Prosecutors here have alleged that Damache recruited several Americans to join a cell he was trying to establish for al-Qaeda in the Islamic Maghreb, which operates in Algeria. Three recruits, including LaRose, have been sentenced prison terms for their involvement.

But in May 2015, an Irish High Court judge refused to extradite Damache to the U.S., citing concerns over U.S. prison conditions. Justice Aileen Donnelly also questioned why Irish authorities had not tried to prosecute him first for his purported crimes. She ordered his release from custody. Ireland's attorney general appealed.

It remains unclear when or why Damache arrived in Spain. Had he remained in Ireland, he likely would have remained free, at least until the resolution of the appeal.

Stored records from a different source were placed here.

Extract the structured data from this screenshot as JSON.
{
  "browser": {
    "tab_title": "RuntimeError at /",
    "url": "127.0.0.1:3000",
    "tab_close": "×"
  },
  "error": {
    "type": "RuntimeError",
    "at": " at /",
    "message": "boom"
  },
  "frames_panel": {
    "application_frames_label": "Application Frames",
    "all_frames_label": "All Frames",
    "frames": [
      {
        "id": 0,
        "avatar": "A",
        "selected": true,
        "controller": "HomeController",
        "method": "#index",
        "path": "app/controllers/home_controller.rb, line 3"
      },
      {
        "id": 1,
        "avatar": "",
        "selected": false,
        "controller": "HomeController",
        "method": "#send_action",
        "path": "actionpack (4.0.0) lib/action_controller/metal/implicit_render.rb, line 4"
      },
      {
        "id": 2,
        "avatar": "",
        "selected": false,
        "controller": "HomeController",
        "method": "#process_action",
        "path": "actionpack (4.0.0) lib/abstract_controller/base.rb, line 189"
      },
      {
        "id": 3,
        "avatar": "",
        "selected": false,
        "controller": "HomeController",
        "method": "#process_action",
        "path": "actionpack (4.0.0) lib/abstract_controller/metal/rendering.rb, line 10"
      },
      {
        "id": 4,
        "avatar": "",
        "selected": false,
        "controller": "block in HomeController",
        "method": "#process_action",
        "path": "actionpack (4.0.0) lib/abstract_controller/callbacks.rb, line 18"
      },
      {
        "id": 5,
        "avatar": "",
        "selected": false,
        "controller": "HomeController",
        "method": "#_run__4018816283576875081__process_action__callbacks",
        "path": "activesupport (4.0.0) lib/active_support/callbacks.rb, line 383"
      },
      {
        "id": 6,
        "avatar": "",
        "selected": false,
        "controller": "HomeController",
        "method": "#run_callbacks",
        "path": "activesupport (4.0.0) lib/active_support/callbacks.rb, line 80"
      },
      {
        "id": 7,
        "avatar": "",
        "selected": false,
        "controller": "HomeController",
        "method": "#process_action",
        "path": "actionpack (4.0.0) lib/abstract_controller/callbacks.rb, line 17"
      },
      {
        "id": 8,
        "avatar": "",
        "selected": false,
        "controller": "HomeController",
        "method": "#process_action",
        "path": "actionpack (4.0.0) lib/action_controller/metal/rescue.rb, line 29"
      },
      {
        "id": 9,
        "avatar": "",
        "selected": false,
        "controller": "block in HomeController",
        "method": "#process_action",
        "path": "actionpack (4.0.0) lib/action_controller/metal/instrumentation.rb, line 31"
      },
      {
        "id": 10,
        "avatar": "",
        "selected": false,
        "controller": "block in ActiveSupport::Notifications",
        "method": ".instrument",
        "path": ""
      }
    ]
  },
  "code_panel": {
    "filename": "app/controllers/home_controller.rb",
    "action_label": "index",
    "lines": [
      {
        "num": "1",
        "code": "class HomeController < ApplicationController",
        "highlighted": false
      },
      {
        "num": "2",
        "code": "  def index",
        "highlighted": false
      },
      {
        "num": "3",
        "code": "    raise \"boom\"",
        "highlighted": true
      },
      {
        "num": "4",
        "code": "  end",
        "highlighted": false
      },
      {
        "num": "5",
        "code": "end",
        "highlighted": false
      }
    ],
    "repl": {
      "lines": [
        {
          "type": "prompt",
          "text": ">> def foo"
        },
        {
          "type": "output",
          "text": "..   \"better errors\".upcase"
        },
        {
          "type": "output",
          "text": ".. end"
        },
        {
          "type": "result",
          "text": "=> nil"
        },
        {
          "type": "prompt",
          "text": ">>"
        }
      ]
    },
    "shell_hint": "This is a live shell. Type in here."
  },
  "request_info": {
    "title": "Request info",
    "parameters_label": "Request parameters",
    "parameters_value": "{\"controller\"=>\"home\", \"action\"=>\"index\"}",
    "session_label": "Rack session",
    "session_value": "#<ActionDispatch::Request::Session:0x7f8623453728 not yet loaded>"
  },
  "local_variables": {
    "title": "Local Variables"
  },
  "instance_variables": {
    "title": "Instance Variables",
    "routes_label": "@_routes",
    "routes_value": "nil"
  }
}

Known by his online moniker "theblackflag," Damache emerged as a shadowy figure in the case against LaRose and her co-defendants — one of the earliest prosecutions in the U.S. of its citizens seeking to aid violent jihadist efforts abroad.

Prosecutors say he used jihadist websites between 2008 and 2011 to recruit light-skinned women and others who did not fit the stereotypical terrorist profile.

His targets included the blonde, blue-eyed LaRose; Jamie Paulin Ramirez, a Hispanic single mother from Colorado; and Mohammad Hassan Khalid, a former high school honors student from Maryland who was, at the time of his guilty plea, the youngest person convicted in the U.S. on terrorism charges.

Together, authorities say, they attempted to recruit more men and women from Europe and the U.S., some of whom would travel to South Asia for explosives training and return to Europe to carry out terrorist attacks.

According to court filings, Damache eventually persuaded LaRose and Ramirez to join him in Ireland, with promises that they would launch an attack on Lars Vilks, a Swedish artist whose work depicting the prophet Muhammad's head on the body of a dog offended some Muslims.

Ramirez, who took her son with her, married Damache the day of her arrival in the country. LaRose became disenchanted and eventually left the group, calling an FBI tip line seeking money to return home.

But at her sentencing hearing in 2014, LaRose still spoke of Damache with admiration.

"I had so much respect for him. I had this emotional attachment to him," she told U.S. District Judge Petrese B. Tucker. "He was so brave."

She was sentenced to 10 years in prison and is serving her term in Tallahassee, Fla. Ramirez was sentenced to eight years. Khalid was released in 2015 after serving his prison term.

Damache could face up to 45 years in prison if convicted.